By 1859 the county had a new stone courthouse and by 1860, Grimes County tax rolls showed a total population of just over 10,000 people. With 505 slave holders, over half the county population was comprised of slaves. Not surprisingly, the state’s secession at the onset of the Civil War saw no opposition in Grimes County and by 1861 county citizens were volunteering for the Confederacy by the hundreds. Equal numbers died from cholera and yellow fever epidemics at war’s end, conditions that were accompanied by resentment and lawlessness, particularly with the arrival of the Freedmen’s Bureau, designated to protect and implement the hard-won freedoms of former slaves.
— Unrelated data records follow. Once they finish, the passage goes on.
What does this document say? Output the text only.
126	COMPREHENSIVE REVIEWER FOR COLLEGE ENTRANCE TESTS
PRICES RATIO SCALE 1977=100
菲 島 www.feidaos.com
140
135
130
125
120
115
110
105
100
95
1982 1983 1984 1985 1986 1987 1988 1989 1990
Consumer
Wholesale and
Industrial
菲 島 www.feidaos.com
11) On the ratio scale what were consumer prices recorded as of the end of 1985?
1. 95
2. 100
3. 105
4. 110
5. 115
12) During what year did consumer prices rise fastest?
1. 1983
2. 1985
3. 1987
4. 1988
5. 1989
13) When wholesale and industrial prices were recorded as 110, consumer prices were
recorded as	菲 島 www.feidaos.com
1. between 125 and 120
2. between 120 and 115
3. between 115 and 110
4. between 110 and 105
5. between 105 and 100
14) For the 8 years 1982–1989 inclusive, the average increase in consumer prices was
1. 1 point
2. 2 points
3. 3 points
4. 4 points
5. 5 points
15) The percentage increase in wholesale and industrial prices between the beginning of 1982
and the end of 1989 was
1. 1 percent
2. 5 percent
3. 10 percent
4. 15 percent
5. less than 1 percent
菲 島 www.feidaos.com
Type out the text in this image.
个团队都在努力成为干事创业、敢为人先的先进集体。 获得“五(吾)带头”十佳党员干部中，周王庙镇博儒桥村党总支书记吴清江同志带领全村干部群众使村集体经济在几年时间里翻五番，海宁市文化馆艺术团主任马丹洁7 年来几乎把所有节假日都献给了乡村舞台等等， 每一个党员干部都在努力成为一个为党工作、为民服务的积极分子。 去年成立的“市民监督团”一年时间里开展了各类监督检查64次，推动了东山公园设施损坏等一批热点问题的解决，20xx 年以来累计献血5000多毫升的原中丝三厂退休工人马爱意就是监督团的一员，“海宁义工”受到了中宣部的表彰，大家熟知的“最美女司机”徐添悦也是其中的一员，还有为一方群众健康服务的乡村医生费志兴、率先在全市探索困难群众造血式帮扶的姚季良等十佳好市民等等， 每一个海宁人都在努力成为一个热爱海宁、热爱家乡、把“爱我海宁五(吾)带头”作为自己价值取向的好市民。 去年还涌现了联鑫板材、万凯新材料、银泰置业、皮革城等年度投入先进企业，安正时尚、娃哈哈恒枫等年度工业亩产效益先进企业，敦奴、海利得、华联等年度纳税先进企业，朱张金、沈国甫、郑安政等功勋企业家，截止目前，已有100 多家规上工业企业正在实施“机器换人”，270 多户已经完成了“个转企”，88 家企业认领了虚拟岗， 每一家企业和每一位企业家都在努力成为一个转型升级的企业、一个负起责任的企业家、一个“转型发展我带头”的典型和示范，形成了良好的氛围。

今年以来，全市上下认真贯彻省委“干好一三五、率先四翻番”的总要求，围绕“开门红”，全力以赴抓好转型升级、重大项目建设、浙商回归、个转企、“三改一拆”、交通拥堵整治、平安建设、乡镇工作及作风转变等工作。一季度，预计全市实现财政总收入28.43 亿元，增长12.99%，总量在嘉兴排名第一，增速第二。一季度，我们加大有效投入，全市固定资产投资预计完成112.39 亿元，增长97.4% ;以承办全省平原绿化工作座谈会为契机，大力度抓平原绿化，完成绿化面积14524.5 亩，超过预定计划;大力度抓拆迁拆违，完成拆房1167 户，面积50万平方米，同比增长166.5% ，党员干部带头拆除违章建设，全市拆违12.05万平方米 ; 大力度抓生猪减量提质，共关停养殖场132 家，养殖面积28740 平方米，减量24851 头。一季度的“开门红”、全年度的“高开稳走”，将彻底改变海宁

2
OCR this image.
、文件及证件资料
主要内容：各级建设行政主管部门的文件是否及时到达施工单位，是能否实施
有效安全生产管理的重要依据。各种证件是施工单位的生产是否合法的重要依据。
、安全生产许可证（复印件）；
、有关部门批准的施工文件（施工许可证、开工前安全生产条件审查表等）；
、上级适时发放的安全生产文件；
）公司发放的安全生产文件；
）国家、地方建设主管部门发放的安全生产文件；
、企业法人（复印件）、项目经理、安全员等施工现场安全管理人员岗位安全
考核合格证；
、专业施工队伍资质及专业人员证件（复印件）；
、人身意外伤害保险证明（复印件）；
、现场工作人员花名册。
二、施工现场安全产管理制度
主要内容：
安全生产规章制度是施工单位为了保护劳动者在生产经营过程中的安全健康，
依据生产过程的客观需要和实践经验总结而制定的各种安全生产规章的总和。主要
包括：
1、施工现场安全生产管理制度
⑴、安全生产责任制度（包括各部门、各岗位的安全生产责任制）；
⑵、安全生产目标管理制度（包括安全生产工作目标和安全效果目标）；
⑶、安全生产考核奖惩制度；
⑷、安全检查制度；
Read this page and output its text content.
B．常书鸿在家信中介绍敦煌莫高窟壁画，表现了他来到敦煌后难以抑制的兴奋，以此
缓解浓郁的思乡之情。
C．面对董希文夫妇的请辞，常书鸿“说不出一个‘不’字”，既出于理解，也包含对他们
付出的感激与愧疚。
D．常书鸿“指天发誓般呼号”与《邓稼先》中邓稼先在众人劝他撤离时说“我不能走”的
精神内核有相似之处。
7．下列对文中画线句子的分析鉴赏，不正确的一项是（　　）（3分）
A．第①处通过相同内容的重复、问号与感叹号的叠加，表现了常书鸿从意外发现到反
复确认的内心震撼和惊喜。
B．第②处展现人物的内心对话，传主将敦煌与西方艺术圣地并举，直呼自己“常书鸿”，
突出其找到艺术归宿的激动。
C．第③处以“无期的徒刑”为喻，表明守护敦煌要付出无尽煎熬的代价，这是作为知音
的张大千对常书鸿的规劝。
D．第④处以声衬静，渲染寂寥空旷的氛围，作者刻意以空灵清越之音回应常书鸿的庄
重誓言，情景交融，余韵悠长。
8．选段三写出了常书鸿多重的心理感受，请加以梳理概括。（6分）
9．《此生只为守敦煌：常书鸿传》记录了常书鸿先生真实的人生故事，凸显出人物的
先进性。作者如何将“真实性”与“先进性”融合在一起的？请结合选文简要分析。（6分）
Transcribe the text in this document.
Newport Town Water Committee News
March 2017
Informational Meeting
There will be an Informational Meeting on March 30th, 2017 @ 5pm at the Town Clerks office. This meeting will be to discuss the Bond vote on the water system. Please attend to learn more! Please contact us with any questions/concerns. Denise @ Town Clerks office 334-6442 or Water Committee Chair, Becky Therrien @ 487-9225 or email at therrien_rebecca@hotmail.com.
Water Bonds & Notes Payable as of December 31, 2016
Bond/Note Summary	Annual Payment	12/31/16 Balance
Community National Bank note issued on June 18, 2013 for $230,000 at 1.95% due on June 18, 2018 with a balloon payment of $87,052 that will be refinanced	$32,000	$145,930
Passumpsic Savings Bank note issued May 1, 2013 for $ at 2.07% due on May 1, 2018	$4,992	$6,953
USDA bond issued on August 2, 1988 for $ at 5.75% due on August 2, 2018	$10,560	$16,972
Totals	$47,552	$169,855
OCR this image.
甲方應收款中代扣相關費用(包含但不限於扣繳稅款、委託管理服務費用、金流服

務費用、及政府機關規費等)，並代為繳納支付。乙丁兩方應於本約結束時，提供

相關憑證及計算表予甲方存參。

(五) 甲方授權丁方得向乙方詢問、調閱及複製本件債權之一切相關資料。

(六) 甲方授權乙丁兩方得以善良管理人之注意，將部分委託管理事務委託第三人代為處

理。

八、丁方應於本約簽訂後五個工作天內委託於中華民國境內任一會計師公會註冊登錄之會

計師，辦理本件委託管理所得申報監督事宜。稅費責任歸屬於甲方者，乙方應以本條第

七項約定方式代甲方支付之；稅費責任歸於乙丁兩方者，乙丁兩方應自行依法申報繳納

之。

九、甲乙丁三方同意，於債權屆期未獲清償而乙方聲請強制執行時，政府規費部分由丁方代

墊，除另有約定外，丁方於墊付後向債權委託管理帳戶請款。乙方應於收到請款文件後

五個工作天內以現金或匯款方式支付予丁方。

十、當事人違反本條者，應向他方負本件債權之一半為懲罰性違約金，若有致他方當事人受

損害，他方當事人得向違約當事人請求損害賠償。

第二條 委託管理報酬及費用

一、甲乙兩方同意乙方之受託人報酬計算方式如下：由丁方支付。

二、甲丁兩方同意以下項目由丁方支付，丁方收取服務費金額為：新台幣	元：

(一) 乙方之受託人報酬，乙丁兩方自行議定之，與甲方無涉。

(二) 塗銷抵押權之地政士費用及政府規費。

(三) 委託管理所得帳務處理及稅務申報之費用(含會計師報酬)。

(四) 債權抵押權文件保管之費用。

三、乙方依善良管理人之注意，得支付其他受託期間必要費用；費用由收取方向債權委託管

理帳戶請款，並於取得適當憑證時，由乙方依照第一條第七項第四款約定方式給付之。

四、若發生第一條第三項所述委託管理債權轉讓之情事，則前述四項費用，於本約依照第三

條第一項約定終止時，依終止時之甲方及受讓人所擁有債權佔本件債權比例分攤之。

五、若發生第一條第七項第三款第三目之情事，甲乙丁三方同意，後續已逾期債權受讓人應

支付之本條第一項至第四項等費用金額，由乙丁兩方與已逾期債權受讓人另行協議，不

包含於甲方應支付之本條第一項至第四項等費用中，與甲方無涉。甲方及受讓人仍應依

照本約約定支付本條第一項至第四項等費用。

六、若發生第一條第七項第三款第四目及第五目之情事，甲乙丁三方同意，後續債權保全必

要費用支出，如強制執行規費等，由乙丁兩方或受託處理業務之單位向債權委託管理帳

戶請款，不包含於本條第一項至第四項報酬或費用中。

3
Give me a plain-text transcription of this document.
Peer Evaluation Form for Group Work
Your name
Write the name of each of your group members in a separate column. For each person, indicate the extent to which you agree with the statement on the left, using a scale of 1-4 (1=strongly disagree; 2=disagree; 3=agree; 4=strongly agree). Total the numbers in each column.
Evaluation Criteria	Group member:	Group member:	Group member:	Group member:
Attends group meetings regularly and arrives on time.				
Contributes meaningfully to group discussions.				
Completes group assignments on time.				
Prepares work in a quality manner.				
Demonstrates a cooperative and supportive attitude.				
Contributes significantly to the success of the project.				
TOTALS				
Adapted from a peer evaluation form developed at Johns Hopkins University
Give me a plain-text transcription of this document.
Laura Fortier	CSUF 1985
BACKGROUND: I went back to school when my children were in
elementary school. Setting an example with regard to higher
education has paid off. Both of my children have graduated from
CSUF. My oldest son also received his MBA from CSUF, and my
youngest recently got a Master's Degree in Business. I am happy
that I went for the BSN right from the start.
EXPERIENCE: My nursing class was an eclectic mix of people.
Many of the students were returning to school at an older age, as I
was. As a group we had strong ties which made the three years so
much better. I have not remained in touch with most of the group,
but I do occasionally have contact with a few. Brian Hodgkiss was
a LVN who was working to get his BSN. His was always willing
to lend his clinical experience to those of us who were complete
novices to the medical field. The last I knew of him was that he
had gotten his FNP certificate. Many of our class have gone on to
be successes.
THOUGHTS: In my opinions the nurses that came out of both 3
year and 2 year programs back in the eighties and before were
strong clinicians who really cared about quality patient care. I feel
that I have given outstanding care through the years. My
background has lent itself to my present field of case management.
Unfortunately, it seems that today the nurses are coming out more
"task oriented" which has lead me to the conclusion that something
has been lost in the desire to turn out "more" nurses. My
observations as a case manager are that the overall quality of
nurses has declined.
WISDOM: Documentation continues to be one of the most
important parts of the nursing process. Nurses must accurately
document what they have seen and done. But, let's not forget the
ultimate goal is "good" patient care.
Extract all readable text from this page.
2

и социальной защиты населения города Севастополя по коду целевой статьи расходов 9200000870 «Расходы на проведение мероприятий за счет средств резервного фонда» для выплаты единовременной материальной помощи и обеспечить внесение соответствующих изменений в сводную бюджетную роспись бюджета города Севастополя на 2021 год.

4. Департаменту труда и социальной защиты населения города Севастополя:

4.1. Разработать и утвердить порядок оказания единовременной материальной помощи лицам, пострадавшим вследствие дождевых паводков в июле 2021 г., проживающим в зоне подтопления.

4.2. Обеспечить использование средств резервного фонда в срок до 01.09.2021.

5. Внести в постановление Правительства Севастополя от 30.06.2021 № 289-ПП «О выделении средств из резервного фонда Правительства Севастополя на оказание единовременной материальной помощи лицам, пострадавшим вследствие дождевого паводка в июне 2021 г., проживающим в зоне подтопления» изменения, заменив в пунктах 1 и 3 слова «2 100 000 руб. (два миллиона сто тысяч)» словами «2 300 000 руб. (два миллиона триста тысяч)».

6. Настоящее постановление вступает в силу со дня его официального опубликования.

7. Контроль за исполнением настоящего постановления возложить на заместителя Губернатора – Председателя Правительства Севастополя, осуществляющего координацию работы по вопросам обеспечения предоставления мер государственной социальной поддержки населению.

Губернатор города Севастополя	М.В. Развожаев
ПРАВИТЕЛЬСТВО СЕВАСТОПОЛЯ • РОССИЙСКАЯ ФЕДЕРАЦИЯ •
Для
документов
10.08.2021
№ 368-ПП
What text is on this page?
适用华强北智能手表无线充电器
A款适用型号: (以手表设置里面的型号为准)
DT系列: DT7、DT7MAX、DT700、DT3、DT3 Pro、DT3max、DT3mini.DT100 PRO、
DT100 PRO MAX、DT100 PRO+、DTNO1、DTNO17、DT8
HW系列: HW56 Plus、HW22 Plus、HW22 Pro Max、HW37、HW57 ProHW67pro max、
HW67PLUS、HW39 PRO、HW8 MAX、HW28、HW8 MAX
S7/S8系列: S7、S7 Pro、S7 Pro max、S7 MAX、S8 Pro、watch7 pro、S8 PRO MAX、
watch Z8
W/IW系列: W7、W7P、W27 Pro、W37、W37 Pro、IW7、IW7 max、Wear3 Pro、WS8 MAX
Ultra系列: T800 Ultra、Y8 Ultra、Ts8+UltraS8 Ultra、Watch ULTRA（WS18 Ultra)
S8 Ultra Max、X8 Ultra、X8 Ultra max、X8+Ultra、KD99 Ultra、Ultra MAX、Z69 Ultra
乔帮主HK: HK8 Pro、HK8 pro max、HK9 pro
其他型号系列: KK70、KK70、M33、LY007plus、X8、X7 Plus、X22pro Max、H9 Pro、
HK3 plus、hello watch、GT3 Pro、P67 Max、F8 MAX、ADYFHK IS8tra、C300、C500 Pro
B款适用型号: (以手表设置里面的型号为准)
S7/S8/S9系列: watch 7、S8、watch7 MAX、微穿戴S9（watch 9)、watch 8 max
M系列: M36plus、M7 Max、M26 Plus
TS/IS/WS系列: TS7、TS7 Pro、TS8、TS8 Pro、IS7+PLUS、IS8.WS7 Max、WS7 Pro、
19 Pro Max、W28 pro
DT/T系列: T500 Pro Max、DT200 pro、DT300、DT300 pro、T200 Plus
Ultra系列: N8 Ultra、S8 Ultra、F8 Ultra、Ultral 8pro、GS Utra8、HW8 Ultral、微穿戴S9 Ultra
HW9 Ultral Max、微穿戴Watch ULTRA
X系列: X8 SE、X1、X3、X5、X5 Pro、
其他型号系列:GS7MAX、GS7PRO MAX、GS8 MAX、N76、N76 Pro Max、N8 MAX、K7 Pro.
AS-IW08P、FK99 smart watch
Recovery through the second half of the 19th century would be slow for Grimes County, culminating in the loss of its third courthouse to fire in 1890. By December of the following year, the Grimes County Commissioners Court accepted a new and fourth courthouse, obtaining fire insurance in the amount of $10,000 upon completion. An additional $2500 was spent to insure the furniture (excluding the vault). On January 20, 1893, the new courthouse burned to the ground, leaving only the vault and foundation intact.
The fifth and current Grimes County courthouse, completed in 1894 on one of the seven hills in the county seat of Anderson, was designed by the Houston architectural firm of F. S. Glover & Company. The courthouse incorporates the foundation, hand-molded rick brick, and rusticated native stone trim of the surviving vault on the east elevation. The design, with its central wooden cupola, reflects the Edwardian style of architecture, a simpler, less ornamental offspring of the earlier Victorian style popular throughout much of the 19th century. A slightly elaborate, more Victorian exterior double staircase was added in 1910, giving the building a somewhat eclectic appearance, not quite Queen Victoria yet not completely King Edward VII, both representing the inspiration of their respective namesake styles.
The Grimes County courthouse received a rededication in 2002 after an extensive renovation courtesy of the Texas Historic Courthouse Preservation Program. Over a million and a half dollars were spent to return the courthouse to its 1890’s appearance, including the exterior double stairway, a standout design feature that sets it apart from any other courthouse in Texas.